Die Figuren des Selbst verschwimmen nicht im Fluidum des phänomenalen Bewußtseins, sondern entwerfen sich in den Linien des Gesehenen und Gehörten; so sind wir ein Teil der von uns gesehenen Landschaft, so steigen und sinken wir mit dem Verlauf der von uns gehörten oder gesungenen Melodie.
Du kannst im Verlauf eines Gesprächs der Schatten der Figur deines Gesprächspartners werden, ähnlich dem Spiegelbild auf dem Wasser, das wieder verschwimmt und verlöscht, wenn es aufgerührt wird vom Wind, wie dein Schatten vor der Leidenschaft deiner Frage oder deines Ausrufs erbleicht.

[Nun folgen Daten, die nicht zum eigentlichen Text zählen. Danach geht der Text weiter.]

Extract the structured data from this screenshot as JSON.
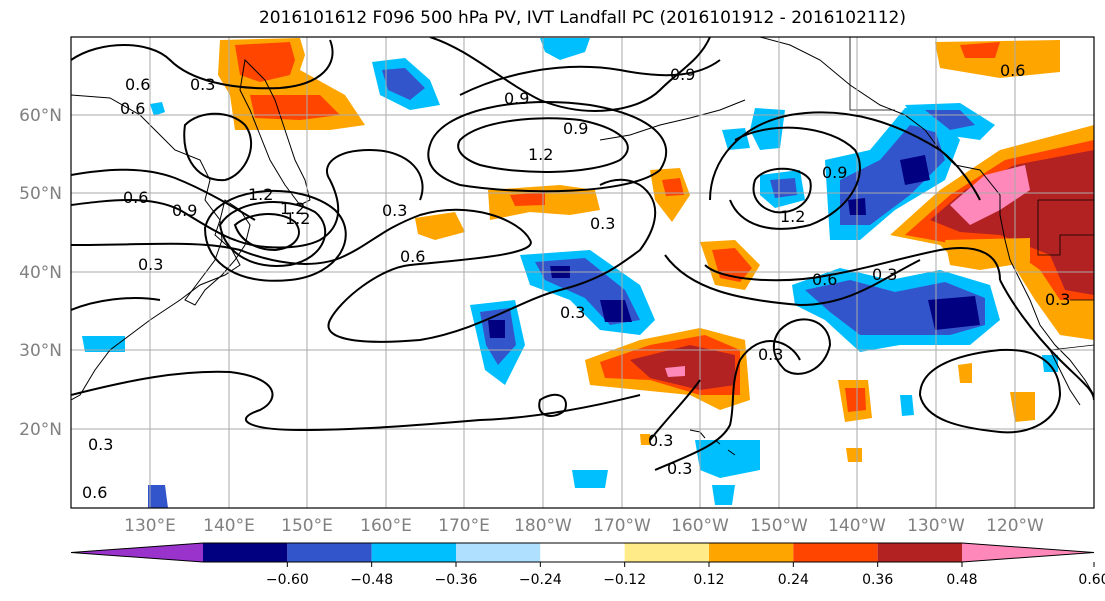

Die Figur des Selbst wird charismatisch, wenn sie ungetrübt vom gleichsam atemlos innehaltenden Wasser einer Kollektivseele gespiegelt wird. Dies gespannte Innehalten ist ein Ausdruck der Not, der Angst oder einer überschwenglichen Hoffnung.
Wenn wir uns unterhalten oder gemeinsam spazierengehen, sagt jeder seine Sätze, setzt jeder seine Schritte, doch die Sätze sind als Fragen und Antworten getragen vom Strom des Gesprächs, die Schritte werden Teile eines gemeinsamen Wegs.
Wie die Freundschaft keine sichtbare und kausal erklärbare Entität darstellt, sondern nur in gewissen Gesten und rituellen Handlungen beschreibbar ist, so auch das Wir des Gesprächs, das Wir des gemeinsamen Gangs.
Der Ring des Wir umfaßt alle, zu denen wir „Du“ sagen, wenn es sich um eine verschworene Gemeinschaft oder eine Brüdergemeinde handelt; alle, zu denen wir „Sie“ sagen, wenn es sich um eine formale Organisation wie einen Verein oder ein Unternehmen handelt.
Aus dem rituellen Umgang im Ring des Wir entsteht das gemeine Recht, das gegenüber dem ausformulierten Gesetz des Staates in impliziten und informellen Regeln daherkommt. Die Riten der Gemeinschaft sind einander spiegelnde, tragende, verwobene Figuren des Selbst, die wir mit den verteilten Stimmen eines Kanons vergleichen können.
Riten sind durch Wiederholung und Variation ästhetisch und sittlich geordnete Gesten, Sprechakte und Handlungen, deren Sinn als Figuren des gespiegelten Selbst wir unmittelbar oder intuitiv erfassen: Der Gastgeber empfängt den Gast auf der Schwelle des Hauses durch Handschlag und Gruß, die der Gast rituell beantwortet.
Der Sinn der schönen Künste von der Architektur über den ornamentalen Schmuck bis zu Lied und Musik erschließt sich aus der Erfüllung der Aufgabe, diesen rituellen Figuren des sich spiegelnden Selbst einen ästhetisch geordneten Resonanzraum zu geben.
Die Verhäßlichung der schönen Künste durch eine globalisierte und wurzellose künstlerische Elite, der Architektur durch die Reduktion ihrer Formen auf den funktionellen Zweck mittels Beton, Glas und Aluminium und die Zerstörung des ornamentalen Dekors sowie der Musik durch Denunzierung des singbaren Lieds und des tonalen Systems als sentimentalen Kitsch und abgestorbenen Klangkörper ist ein verhängnisvoller Angriff auf das sich in den rituellen Figuren gemeinschaftlicher Ordnung spiegelnde Selbst.